Remains found 50 years ago in Massachusetts exhumed in hopes that DNA might end mystery
WRENTHAM - Investigators are hoping DNA will help them identify the remains of a body found in Massachusetts more than 50 years ago.
Wrentham cold case
On April 20, 1974, two young hikers told police they found the skeletal remains of a white man near the Eagle Brook pumping station in Wrentham.
With no information about the man, the town buried him in Center Cemetery. The case has remained cold for years, until recently, when Wrentham state Representative Marcus Vaughn, members of the town's historical commission and cemetery employees worked together to get a court to authorize the exhumation.

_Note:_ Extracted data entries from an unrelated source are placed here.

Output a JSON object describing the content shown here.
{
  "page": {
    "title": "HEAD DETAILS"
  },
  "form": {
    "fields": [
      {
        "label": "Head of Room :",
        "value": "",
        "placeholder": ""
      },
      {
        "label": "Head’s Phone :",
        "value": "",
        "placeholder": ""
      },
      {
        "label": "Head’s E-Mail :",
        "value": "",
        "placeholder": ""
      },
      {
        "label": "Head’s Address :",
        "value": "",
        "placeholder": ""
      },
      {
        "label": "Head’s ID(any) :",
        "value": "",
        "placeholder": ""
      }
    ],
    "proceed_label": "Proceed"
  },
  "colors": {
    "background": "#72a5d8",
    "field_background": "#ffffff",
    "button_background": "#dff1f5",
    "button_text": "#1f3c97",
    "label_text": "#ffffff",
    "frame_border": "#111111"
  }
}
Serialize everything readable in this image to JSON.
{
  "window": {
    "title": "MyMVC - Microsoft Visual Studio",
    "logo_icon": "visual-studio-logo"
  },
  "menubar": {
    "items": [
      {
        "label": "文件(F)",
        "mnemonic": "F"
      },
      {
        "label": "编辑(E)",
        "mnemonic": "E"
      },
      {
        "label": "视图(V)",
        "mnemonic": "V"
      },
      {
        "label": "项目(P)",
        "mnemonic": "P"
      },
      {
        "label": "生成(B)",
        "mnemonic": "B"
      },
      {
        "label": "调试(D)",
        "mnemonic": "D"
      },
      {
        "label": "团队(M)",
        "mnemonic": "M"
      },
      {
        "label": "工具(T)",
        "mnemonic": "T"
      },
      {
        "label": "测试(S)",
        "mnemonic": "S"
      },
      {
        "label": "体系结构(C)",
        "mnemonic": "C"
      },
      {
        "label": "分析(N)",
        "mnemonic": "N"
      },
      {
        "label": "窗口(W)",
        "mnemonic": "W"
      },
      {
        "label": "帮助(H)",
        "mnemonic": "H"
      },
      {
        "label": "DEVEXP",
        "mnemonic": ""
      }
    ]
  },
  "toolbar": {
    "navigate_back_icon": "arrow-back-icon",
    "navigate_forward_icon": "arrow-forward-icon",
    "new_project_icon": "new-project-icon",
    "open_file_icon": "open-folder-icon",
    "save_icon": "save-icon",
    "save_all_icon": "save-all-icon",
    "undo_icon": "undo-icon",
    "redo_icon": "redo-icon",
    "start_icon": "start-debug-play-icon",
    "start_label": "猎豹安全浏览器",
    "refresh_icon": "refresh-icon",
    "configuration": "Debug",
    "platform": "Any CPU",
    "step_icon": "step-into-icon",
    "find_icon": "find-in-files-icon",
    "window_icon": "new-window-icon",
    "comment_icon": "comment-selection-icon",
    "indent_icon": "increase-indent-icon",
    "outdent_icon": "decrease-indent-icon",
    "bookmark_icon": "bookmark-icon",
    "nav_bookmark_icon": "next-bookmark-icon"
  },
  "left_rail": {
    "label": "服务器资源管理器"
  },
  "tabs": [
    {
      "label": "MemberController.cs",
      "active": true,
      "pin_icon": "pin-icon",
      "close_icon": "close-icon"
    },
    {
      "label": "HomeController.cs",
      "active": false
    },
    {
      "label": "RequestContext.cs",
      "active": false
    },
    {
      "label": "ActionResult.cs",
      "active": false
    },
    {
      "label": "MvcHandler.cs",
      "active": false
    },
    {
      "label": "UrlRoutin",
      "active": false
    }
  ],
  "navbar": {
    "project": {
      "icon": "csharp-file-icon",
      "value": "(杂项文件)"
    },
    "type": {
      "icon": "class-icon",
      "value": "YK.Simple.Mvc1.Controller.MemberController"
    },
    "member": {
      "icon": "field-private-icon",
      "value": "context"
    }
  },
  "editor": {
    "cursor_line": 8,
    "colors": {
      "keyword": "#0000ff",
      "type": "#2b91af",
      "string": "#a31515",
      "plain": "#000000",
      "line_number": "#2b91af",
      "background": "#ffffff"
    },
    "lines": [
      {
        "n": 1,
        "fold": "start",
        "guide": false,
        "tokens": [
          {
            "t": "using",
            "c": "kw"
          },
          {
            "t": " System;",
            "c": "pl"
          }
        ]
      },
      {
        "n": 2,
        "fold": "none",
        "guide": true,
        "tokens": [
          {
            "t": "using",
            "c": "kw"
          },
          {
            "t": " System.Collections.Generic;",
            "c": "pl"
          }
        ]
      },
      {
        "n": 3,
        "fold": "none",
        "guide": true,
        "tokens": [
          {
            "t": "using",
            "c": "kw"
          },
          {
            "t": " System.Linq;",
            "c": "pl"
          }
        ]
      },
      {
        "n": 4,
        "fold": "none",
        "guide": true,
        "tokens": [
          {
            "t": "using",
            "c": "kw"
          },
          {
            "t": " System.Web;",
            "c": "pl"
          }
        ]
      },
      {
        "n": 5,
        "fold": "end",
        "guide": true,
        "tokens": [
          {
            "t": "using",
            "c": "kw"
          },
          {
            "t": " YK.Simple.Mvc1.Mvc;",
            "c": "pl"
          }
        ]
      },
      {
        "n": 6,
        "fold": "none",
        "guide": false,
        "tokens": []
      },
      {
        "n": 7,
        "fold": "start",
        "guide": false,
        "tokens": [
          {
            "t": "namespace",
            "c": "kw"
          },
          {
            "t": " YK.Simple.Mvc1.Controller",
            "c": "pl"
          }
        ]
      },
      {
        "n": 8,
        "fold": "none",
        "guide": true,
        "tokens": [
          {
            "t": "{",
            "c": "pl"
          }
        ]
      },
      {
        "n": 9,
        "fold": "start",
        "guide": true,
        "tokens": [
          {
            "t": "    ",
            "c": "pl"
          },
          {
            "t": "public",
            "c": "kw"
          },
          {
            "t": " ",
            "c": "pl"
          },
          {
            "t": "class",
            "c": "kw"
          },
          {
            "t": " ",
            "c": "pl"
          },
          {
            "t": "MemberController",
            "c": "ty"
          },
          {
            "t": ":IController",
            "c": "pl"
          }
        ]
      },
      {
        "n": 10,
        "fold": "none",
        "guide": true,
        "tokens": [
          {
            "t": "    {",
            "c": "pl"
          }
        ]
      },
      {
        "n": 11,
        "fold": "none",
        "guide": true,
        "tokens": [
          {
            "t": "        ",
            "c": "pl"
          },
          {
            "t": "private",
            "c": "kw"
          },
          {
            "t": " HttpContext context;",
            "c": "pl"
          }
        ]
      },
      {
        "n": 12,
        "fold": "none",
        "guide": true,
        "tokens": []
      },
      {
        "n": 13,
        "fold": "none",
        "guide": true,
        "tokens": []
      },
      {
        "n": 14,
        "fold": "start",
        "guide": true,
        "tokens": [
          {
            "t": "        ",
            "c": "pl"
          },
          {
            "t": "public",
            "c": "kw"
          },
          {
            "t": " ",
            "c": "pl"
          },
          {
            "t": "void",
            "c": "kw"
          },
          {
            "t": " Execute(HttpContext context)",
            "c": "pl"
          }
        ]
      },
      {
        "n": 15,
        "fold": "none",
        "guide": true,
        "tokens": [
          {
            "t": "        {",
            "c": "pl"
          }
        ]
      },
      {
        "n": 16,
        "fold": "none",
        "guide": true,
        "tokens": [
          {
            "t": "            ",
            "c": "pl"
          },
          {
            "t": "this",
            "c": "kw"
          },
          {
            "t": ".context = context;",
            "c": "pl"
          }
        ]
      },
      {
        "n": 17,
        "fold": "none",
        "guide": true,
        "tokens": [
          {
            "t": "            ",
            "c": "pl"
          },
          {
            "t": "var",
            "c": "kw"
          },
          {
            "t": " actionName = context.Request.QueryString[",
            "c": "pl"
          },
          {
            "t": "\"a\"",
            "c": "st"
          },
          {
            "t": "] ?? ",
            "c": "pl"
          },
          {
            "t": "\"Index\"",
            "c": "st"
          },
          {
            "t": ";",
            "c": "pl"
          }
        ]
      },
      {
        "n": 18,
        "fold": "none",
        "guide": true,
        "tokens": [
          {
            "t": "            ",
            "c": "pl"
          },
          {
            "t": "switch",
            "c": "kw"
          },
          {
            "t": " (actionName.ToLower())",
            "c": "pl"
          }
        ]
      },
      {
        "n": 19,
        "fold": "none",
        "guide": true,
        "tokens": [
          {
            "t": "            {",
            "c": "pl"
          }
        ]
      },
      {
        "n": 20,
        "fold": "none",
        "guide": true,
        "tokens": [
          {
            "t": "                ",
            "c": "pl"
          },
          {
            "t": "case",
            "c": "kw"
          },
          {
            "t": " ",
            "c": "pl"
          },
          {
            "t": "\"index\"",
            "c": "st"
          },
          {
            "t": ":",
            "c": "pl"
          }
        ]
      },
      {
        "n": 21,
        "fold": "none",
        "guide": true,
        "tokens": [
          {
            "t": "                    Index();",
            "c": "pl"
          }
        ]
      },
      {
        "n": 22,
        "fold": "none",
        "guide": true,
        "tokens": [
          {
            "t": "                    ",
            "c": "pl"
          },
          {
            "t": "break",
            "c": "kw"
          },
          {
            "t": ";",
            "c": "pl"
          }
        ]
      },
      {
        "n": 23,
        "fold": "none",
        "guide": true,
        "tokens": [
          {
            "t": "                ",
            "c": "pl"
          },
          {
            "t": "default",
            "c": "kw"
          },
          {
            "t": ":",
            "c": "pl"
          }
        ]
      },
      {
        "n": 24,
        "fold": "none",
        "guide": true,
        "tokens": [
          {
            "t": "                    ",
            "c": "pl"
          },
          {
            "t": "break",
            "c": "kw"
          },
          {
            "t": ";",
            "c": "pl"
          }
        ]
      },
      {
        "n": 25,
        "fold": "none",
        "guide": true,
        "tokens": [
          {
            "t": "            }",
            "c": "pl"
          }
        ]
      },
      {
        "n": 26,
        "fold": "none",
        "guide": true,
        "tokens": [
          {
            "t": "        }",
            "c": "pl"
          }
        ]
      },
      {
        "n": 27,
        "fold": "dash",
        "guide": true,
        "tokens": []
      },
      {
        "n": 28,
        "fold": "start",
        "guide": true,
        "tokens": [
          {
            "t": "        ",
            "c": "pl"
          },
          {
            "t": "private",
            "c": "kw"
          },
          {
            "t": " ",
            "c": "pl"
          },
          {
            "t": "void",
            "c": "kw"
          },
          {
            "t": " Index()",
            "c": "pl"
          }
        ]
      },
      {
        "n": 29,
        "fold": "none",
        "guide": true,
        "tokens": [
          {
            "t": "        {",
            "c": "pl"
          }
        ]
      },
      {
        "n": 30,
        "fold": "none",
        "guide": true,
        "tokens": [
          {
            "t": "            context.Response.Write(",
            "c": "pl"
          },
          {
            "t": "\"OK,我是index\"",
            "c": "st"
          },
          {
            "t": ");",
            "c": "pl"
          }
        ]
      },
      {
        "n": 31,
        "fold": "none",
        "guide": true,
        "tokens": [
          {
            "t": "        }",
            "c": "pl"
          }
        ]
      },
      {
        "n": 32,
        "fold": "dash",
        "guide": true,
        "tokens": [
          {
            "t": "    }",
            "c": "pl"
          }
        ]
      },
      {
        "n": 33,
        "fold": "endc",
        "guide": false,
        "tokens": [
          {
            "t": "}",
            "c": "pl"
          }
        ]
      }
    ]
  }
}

On Monday, the remains were dug up and brought to the Chief Medical Examiner's office in Boston. Samples will be taken there and then brought to the Massachusetts State Police Crime Lab and possibility another organization where they will be analyzed and a DNA profile will hopefully be created.
According to the Norfolk District Attorney's Office, the remains will be returned to the gravesite and re-buried once investigators have the samples they need for testing.
Genetic genealogy testing
In many cases these days, authorities have turned to genetic genealogy testing to identify remains.
By using DNA to build genetic profiles, they can can then compare them to the profiles of other people with publicly accessible genealogy research and historical records.
The process was used in 2022 to solve the "Lady of the Dunes" cold case in Provincetown.
The FBI took the DNA sequence of a woman who was murdered in 1974 and put it through a genealogical database to find one of her relatives. She was eventually identified as Ruth Marie Terry, 48 years after her murder.